Monday, January 20, 2014

James Earl Ray Didn't Do It

'Orders to Kill,' by William Pepper, 1998

Few books can convince as well as this one.  This book is based on Pepper’s 20 year meticulous investigation into the assassination of Martin Luther King.  The King family eventually did not believe that James Earl Ray killed King.  A civil jury found he did not do it.  Ray, like Sirhan Sirhan and Oswald, was only a patsy.   But no real criminal investigation was carried out.  That is because the Memphis cops and the FBI, as in the Kennedy assassinations, were part of the plot.

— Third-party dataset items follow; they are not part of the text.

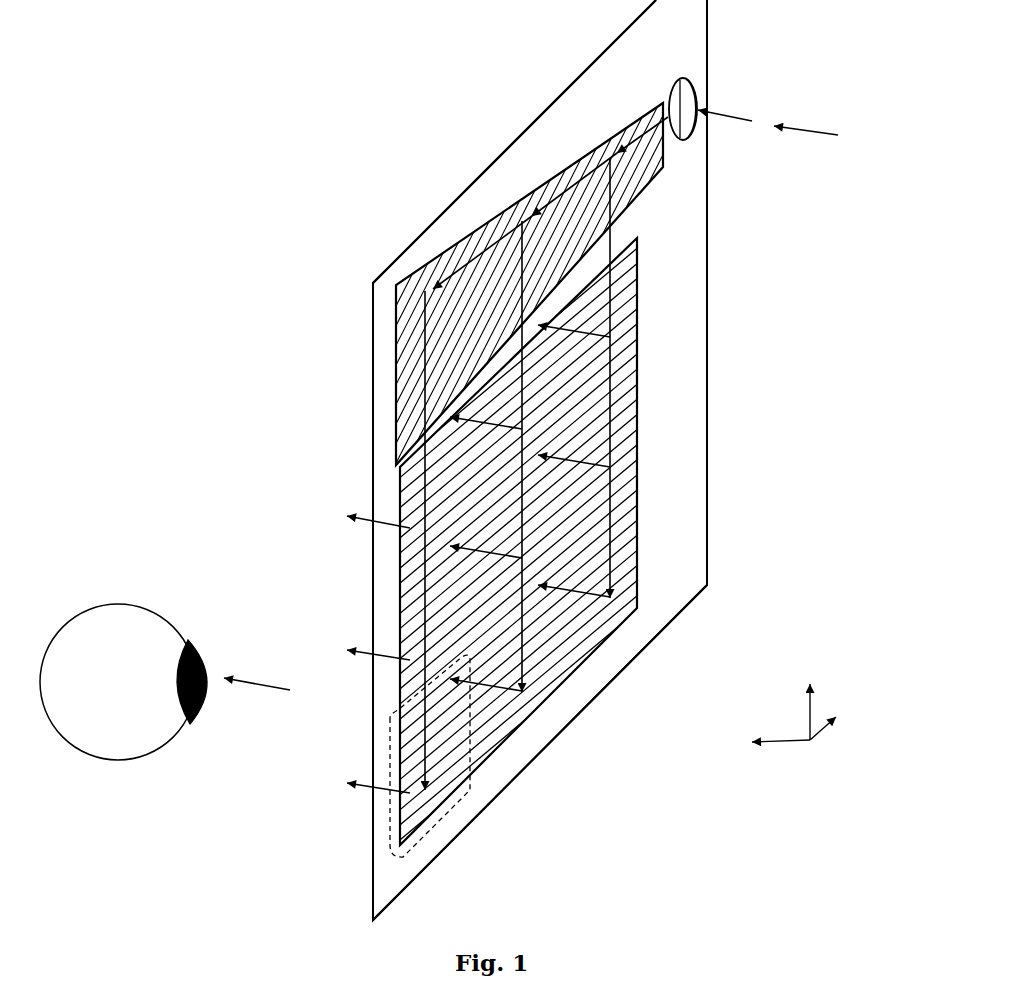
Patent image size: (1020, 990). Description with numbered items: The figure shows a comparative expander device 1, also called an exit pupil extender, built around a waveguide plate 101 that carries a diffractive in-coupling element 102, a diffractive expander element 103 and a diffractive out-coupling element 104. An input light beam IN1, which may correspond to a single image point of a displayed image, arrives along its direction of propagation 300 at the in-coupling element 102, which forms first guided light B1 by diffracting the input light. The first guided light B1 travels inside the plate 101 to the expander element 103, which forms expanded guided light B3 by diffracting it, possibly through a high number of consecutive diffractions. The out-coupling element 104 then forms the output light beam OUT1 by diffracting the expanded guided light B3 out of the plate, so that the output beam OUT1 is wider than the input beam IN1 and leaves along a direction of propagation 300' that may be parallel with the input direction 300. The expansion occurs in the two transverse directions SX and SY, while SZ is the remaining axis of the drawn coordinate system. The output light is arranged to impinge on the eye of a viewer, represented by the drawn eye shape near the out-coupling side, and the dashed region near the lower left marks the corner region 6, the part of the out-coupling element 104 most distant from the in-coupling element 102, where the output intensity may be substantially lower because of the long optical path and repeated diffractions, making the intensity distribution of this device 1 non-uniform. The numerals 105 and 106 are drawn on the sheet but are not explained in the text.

The expander device 1 is at (453, 122).
The waveguide plate 101 is at (562, 92).
The diffractive in-coupling element 102 is at (682, 79).
The diffractive expander element 103 is at (463, 236).
The diffractive out-coupling element 104 is at (397, 487).
The eye of viewer 105 is at (123, 600).
The expander grating region 106 is at (561, 585).
The direction of propagation of the input light beam 300 is at (806, 162).
The direction of propagation of the output light beam 300' is at (257, 712).
The corner region 6 is at (390, 815).
The first guided light B1 is at (641, 121).
The expanded guided light B3 is at (420, 381).
The input light beam IN1 is at (727, 110).
The output light beam OUT1 is at (320, 498).
The direction SX is at (841, 722).
The direction SY is at (815, 700).
The direction SZ is at (762, 749).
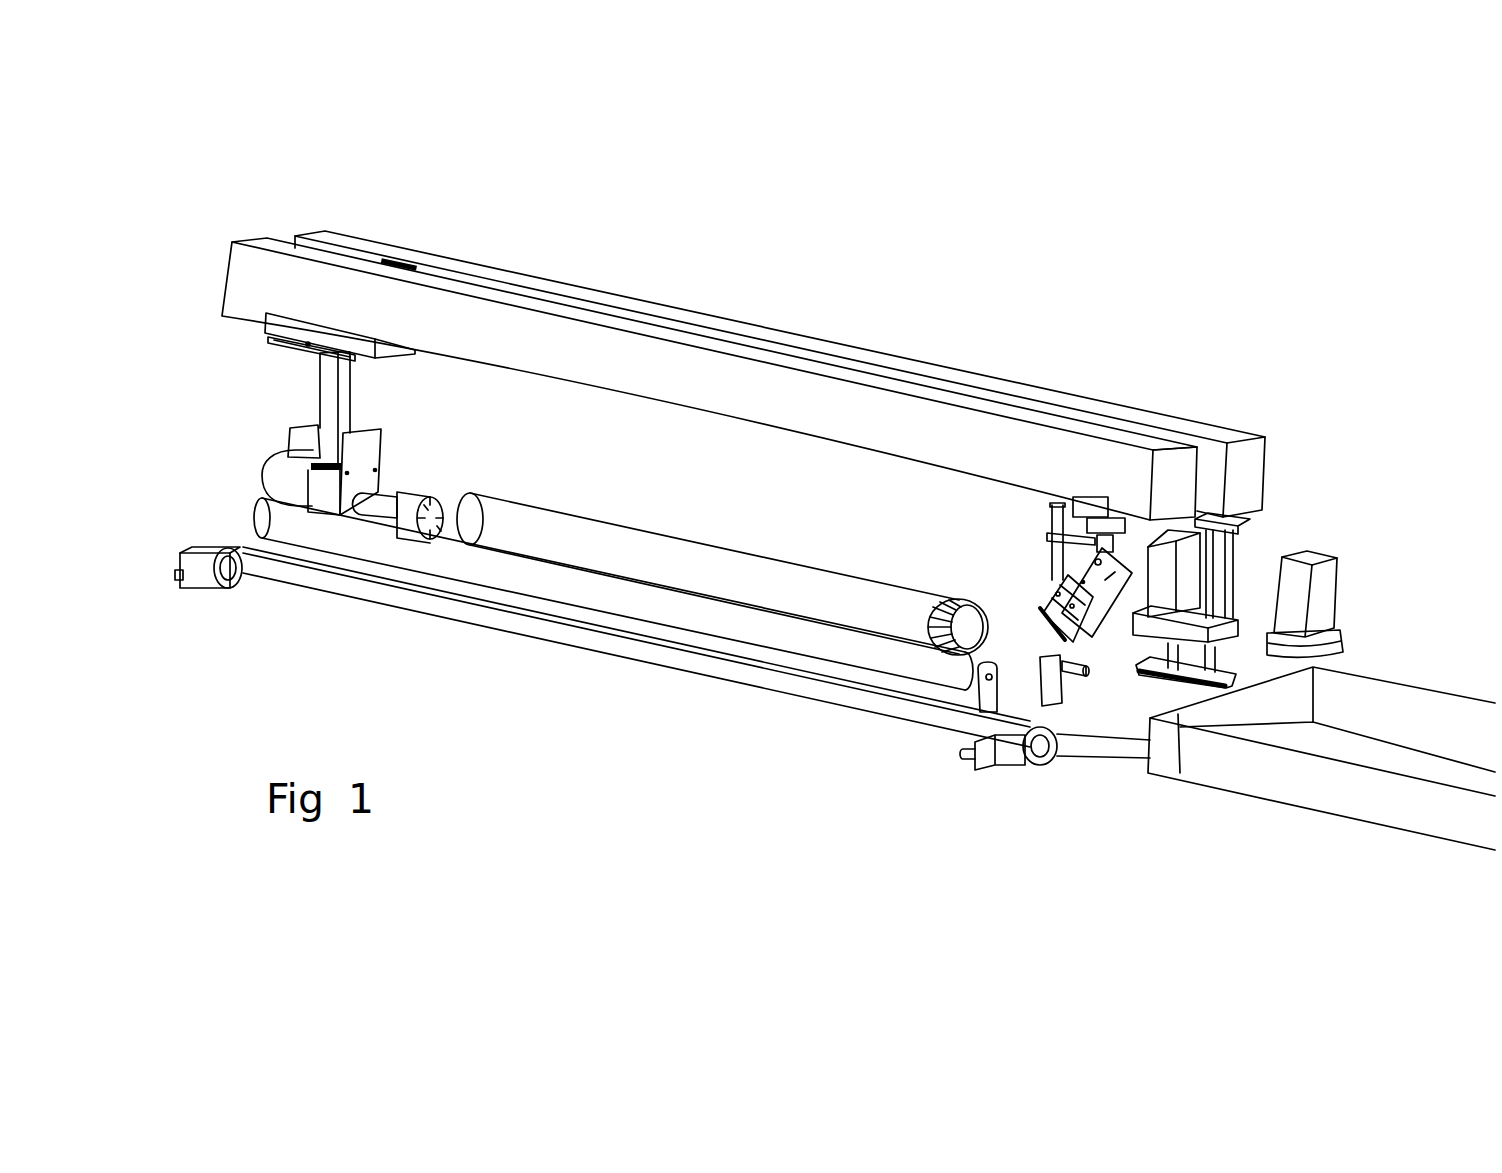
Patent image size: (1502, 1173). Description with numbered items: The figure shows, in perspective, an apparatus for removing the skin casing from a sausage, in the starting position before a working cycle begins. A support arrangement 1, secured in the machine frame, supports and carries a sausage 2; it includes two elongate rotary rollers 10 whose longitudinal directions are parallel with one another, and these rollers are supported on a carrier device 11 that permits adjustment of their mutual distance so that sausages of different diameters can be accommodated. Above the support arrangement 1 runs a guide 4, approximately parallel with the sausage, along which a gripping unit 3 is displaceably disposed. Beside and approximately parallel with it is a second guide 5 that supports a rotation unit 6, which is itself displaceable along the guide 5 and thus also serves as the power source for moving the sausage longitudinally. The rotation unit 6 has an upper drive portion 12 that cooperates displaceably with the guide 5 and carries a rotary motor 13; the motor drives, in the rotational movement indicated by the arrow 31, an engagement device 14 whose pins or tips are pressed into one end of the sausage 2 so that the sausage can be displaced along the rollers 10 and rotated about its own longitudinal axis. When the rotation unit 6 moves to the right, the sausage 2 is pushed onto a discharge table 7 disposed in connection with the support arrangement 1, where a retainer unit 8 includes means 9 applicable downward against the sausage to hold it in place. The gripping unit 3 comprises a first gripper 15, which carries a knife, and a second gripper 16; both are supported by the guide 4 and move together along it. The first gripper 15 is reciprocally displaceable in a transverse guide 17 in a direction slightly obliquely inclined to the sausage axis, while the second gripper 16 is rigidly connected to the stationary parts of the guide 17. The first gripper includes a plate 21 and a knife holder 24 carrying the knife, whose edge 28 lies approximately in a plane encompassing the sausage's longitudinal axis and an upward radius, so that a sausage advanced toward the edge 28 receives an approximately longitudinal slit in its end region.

The support arrangement 1 is at (631, 798).
The sausage 2 is at (610, 540).
The gripping unit 3 is at (1287, 522).
The guide 4 is at (895, 360).
The second guide 5 is at (510, 328).
The rotation unit 6 is at (213, 451).
The discharge table 7 is at (1353, 796).
The retainer unit 8 is at (1325, 584).
The means 9 is at (1325, 648).
The rotary rollers 10 is at (652, 605).
The carrier device 11 is at (773, 682).
The upper drive portion 12 is at (388, 347).
The rotary motor 13 is at (288, 482).
The engagement device 14 is at (413, 498).
The first gripper 15 is at (1027, 593).
The second gripper 16 is at (1190, 683).
The transverse guide 17 is at (1057, 500).
The plate 21 is at (1104, 547).
The knife holder 24 is at (1067, 586).
The edge 28 is at (1090, 656).
The arrow 31 is at (716, 562).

The assassin of MLK, according to Pepper in this first book, was a Memphis police marksman named Earl Clark, who fired from directly across the street from the Lorraine Motel, through a row of bushes in an empty lot.  This empty lot has now been replaced by an odd underground museum to King.  Clark stored his rifle in a café named “Jim’s Grill” owned by Lloyd Jowers, which was just up the street.  Jowers testified to all this before he died.  Clark was part of a triangulation of shooters – the others being military and secret police - stationed on nearby buildings.  James Jesus Angleton, head of the CIA, is the primary candidate for who organized the hit, much as he is the primary candidate regarding the Kennedy brothers.  The press, the Memphis police and the CIA proceeded to cover up the many loose ends.  At one point they even tried to set up Ray to be killed while escaping prison.

In spite of the cover-up of the true assassins by bourgeois news outlets like CNN, the real story is there if you want to find it.

Celebrate MLK Day by finding out who was really behind the assassination by reading this rare book and its follow-up, which names the more correct shooter.  Clark was kneeling next to him at the time.